Alle Dinge, die Ihre Welt betreten wollen, werden zunächst in einem Eingangskorb gesammelt. Das können Ideen sein, die Ihnen im Verlaufe des Tages einfallen, Briefpost, E-Mails, Dokumente, die der Kollege rasch bringt und vieles mehr. Im Eingangskorb landen also alle unerledigten Dinge oder Dinge mit einem losen Ende (d.h. die noch nicht erledigt und noch nicht ins System eingepflegt wurden).

Der Eingangskorb wird dann regelmässig, im Idealfall täglich, nach einem sehr einfachen Prozess abgearbeitet. Er funktioniert also nach dem Briefkasten-Prinzip: Hier landen die unerledigten Dinge, und der Korb wird dann täglich geleert. Was sich darin befand, wird abgearbeitet oder erledigt.


Ihre Eingangskörbe

Egal, ob Sie nach GTD arbeiten oder nicht: Sie haben auch schon ein paar Eingangskörbe. Denken Sie an den Briefkasten für Ihre Post, vielleicht haben Sie eine Briefablage auf Ihrem Tisch, die mit „Eingang“ beschriftet ist, oder denken Sie an den Posteingang für E-Mails.

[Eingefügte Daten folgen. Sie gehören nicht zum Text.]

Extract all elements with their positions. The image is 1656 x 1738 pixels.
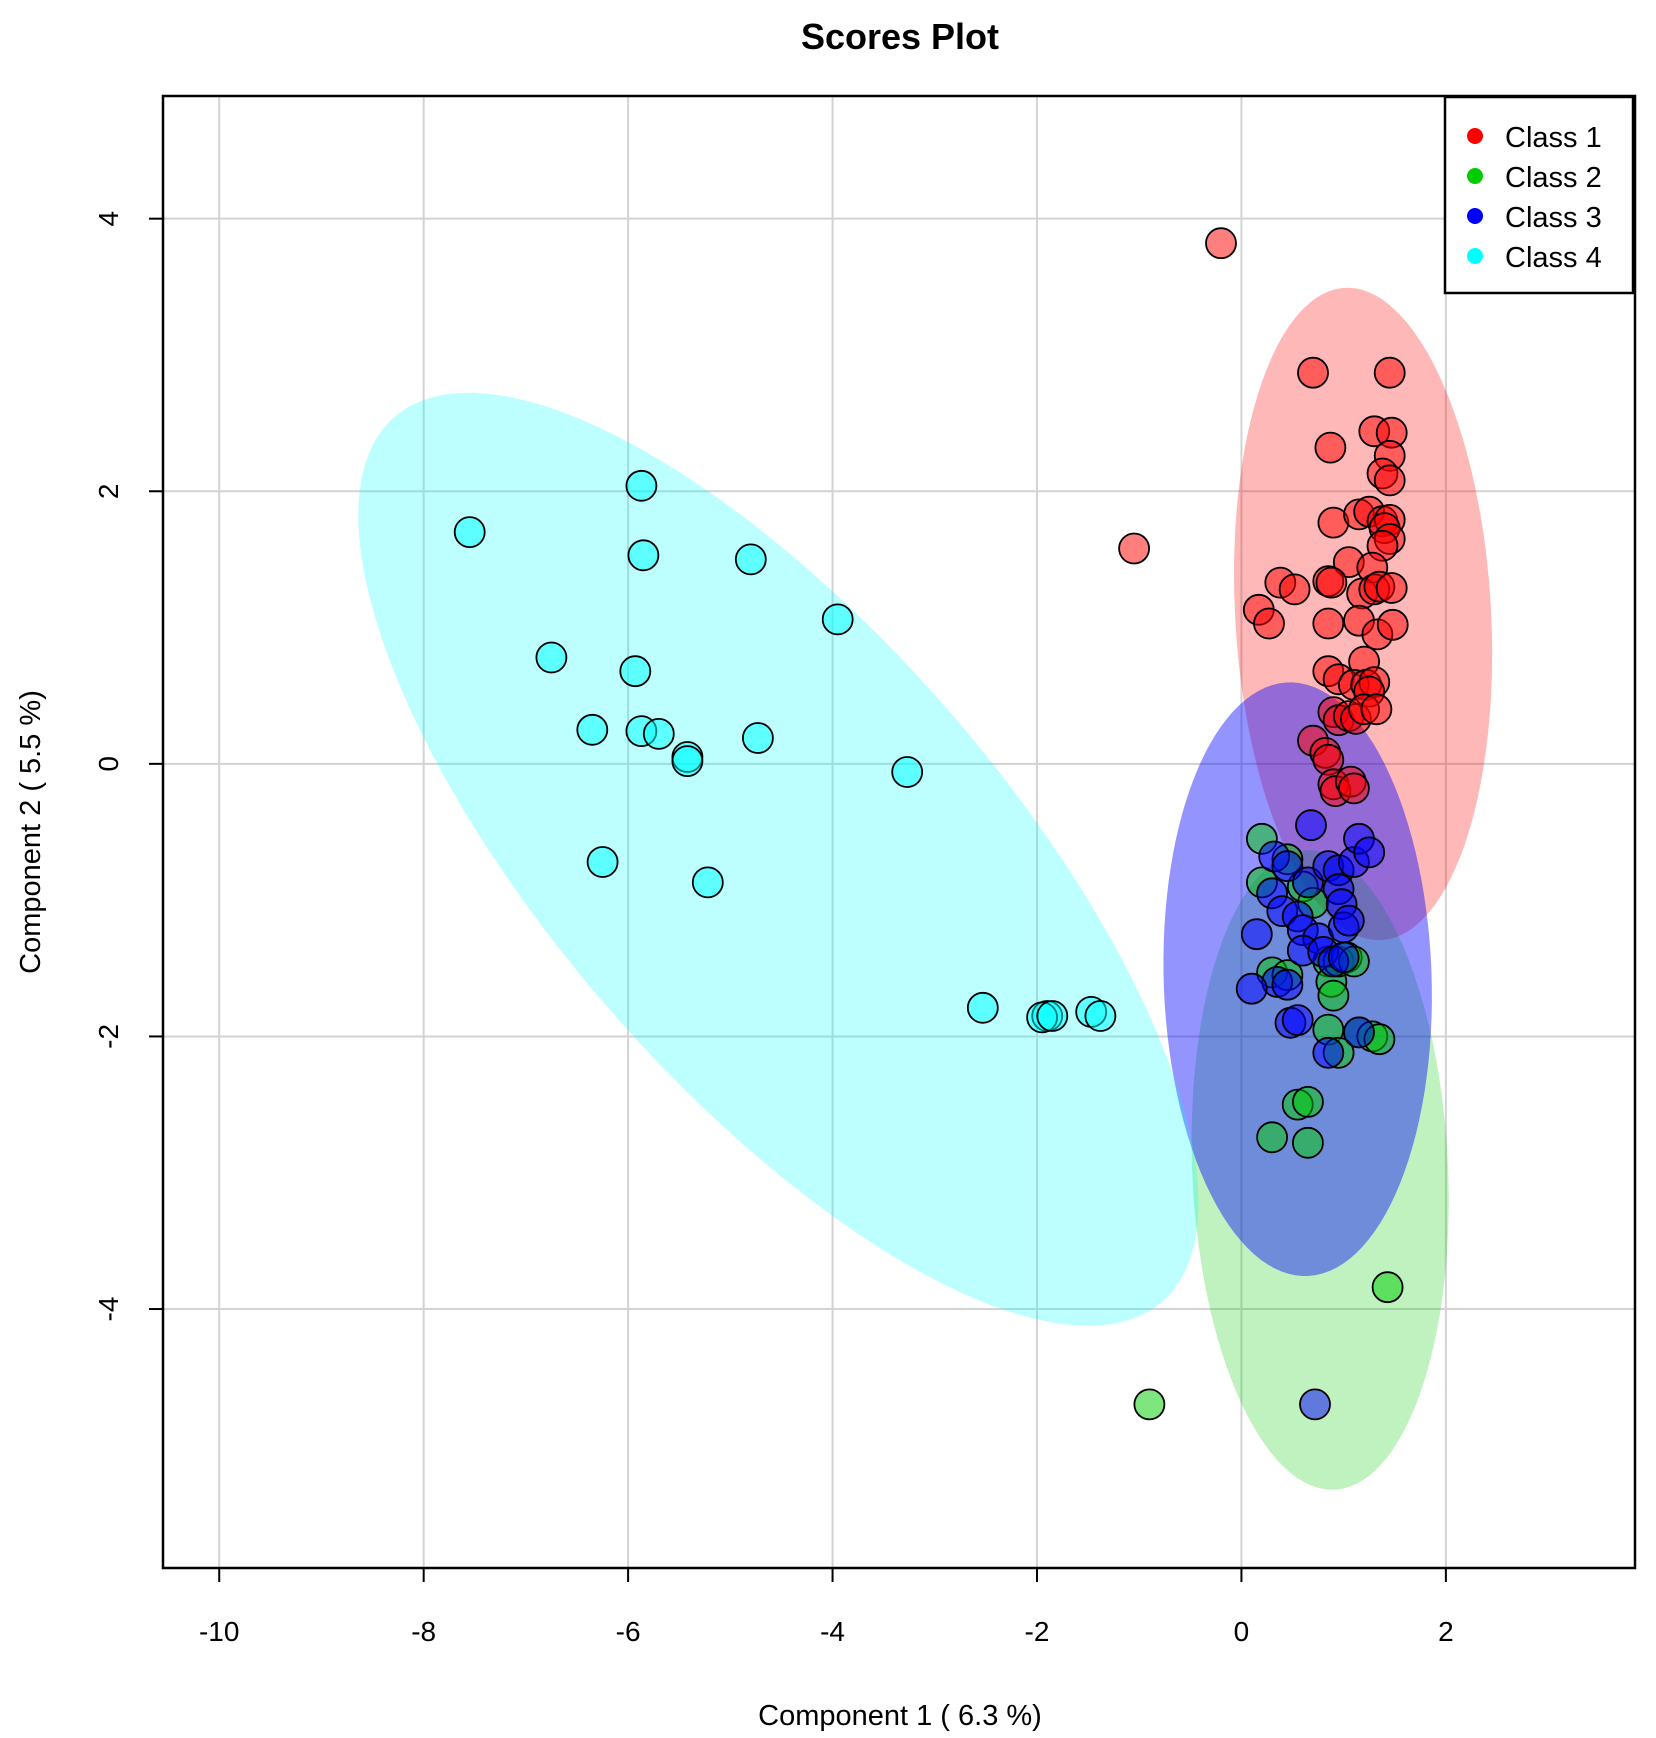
point-class-4-0 <box>453 516 486 548</box>
point-class-4-21 <box>1084 1000 1117 1032</box>
confidence-ellipses <box>358 287 1493 1490</box>
point-class-2-23 <box>1133 1388 1166 1421</box>
point-class-1-2 <box>1297 356 1329 389</box>
point-class-4-2 <box>627 539 660 572</box>
y-tick-label-3: 2 <box>93 484 124 500</box>
point-class-1-33 <box>1376 608 1409 641</box>
x-tick-label-5: 0 <box>1234 1616 1250 1647</box>
point-class-1-3 <box>1373 356 1406 389</box>
legend-label-class-4: Class 4 <box>1505 242 1602 274</box>
ellipse-class-4 <box>358 392 1199 1326</box>
legend-label-class-3: Class 3 <box>1505 202 1602 234</box>
x-axis-label: Component 1 ( 6.3 %) <box>758 1700 1042 1732</box>
legend-marker-class-2 <box>1467 168 1483 184</box>
point-class-3-29 <box>1312 1036 1345 1069</box>
point-class-4-14 <box>586 846 619 878</box>
y-tick-label-2: 0 <box>93 756 124 772</box>
x-tick-label-2: -6 <box>616 1616 641 1647</box>
data-points <box>453 227 1409 1421</box>
y-axis: -4 -2 0 2 4 <box>93 211 164 1322</box>
point-class-1-9 <box>1373 464 1406 497</box>
point-class-1-0 <box>1205 227 1237 260</box>
point-class-4-9 <box>642 718 675 750</box>
x-tick-label-4: -2 <box>1025 1616 1050 1647</box>
point-class-2-20 <box>1256 1121 1288 1154</box>
legend-marker-class-3 <box>1467 208 1483 224</box>
legend-box <box>1443 95 1635 295</box>
point-class-1-30 <box>1312 607 1345 640</box>
point-class-1-27 <box>1375 572 1408 604</box>
point-class-3-17 <box>1332 904 1365 937</box>
point-class-3-24 <box>1271 968 1304 1001</box>
point-class-2-19 <box>1292 1086 1324 1118</box>
point-class-4-19 <box>1036 1000 1069 1032</box>
point-class-4-6 <box>619 655 652 688</box>
y-tick-label-1: -2 <box>93 1024 124 1049</box>
point-class-1-4 <box>1314 431 1347 464</box>
point-class-3-18 <box>1240 918 1273 951</box>
legend-label-class-2: Class 2 <box>1505 162 1602 194</box>
point-class-3-27 <box>1281 1004 1314 1036</box>
x-tick-label-3: -4 <box>820 1616 845 1647</box>
point-class-2-21 <box>1292 1126 1324 1159</box>
x-tick-label-6: 2 <box>1438 1616 1454 1647</box>
point-class-1-29 <box>1253 607 1285 640</box>
y-tick-label-0: -4 <box>93 1297 124 1322</box>
point-class-4-5 <box>535 641 568 674</box>
point-class-4-4 <box>821 603 854 636</box>
legend: Class 1 Class 2 Class 3 Class 4 <box>1443 95 1635 295</box>
point-class-3-8 <box>1353 836 1386 869</box>
x-tick-label-1: -8 <box>411 1616 436 1647</box>
legend-marker-class-1 <box>1467 128 1483 144</box>
point-class-4-16 <box>966 991 999 1024</box>
point-class-4-1 <box>625 469 658 502</box>
x-axis: -10 -8 -6 -4 -2 0 2 <box>199 1567 1454 1647</box>
legend-label-class-1: Class 1 <box>1505 122 1602 154</box>
point-class-3-0 <box>1295 809 1327 842</box>
point-class-4-13 <box>891 756 924 788</box>
x-tick-label-0: -10 <box>199 1616 239 1647</box>
point-class-1-23 <box>1315 566 1348 599</box>
point-class-3-22 <box>1327 941 1360 974</box>
legend-marker-class-4 <box>1467 248 1483 264</box>
point-class-4-12 <box>742 722 774 754</box>
point-class-1-21 <box>1278 573 1311 606</box>
point-class-2-22 <box>1371 1271 1404 1304</box>
point-class-1-46 <box>1360 693 1393 726</box>
point-class-3-28 <box>1343 1016 1375 1049</box>
y-axis-label: Component 2 ( 5.5 %) <box>15 690 47 974</box>
point-class-3-30 <box>1299 1388 1331 1421</box>
point-class-4-3 <box>734 543 767 576</box>
point-class-3-25 <box>1235 972 1268 1005</box>
y-tick-label-4: 4 <box>93 211 124 227</box>
point-class-4-15 <box>691 866 724 899</box>
point-class-4-7 <box>576 713 609 746</box>
point-class-2-9 <box>1317 979 1350 1012</box>
ellipse-class-2 <box>1191 850 1449 1490</box>
point-class-1-1 <box>1118 532 1150 565</box>
chart-title: Scores Plot <box>801 16 999 57</box>
point-class-1-53 <box>1338 772 1370 805</box>
point-class-4-11 <box>671 745 704 777</box>
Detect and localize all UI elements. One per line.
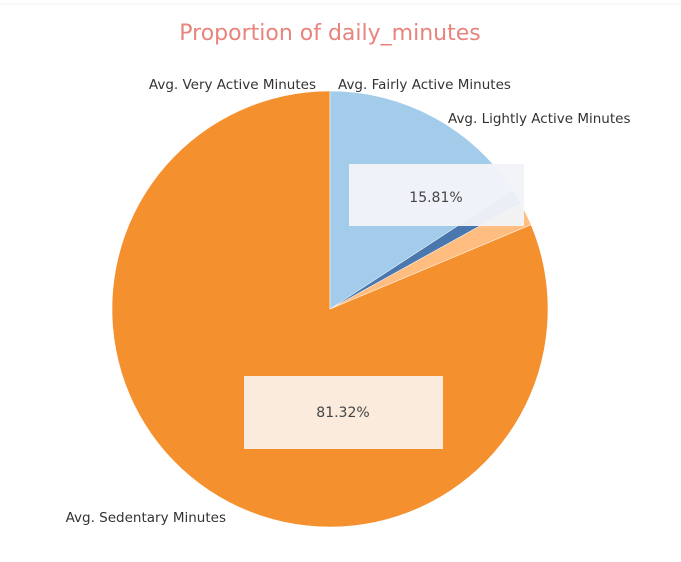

GTD schlägt vor, so wenige Eingangskörbe wie möglich zu nutzen und für analoge Dinge und Dokumente nur einen Korb auf den Tisch zu stellen.


Meine Alternative

Dieses Prinzip hat mir viele Jahre geholfen, meine Ordnung aufrecht zu erhalten. Mit der Zeit habe ich aber auch die Nachteile von dem Korb entdeckt: Dadurch, dass alles schön in dem Korb lag, sah der Tisch so oder so aufgeräumt aus (was mir sehr wichig ist). Es gab aber keinen eigentlich Anreiz, den Korb regelmässig abzuarbeiten.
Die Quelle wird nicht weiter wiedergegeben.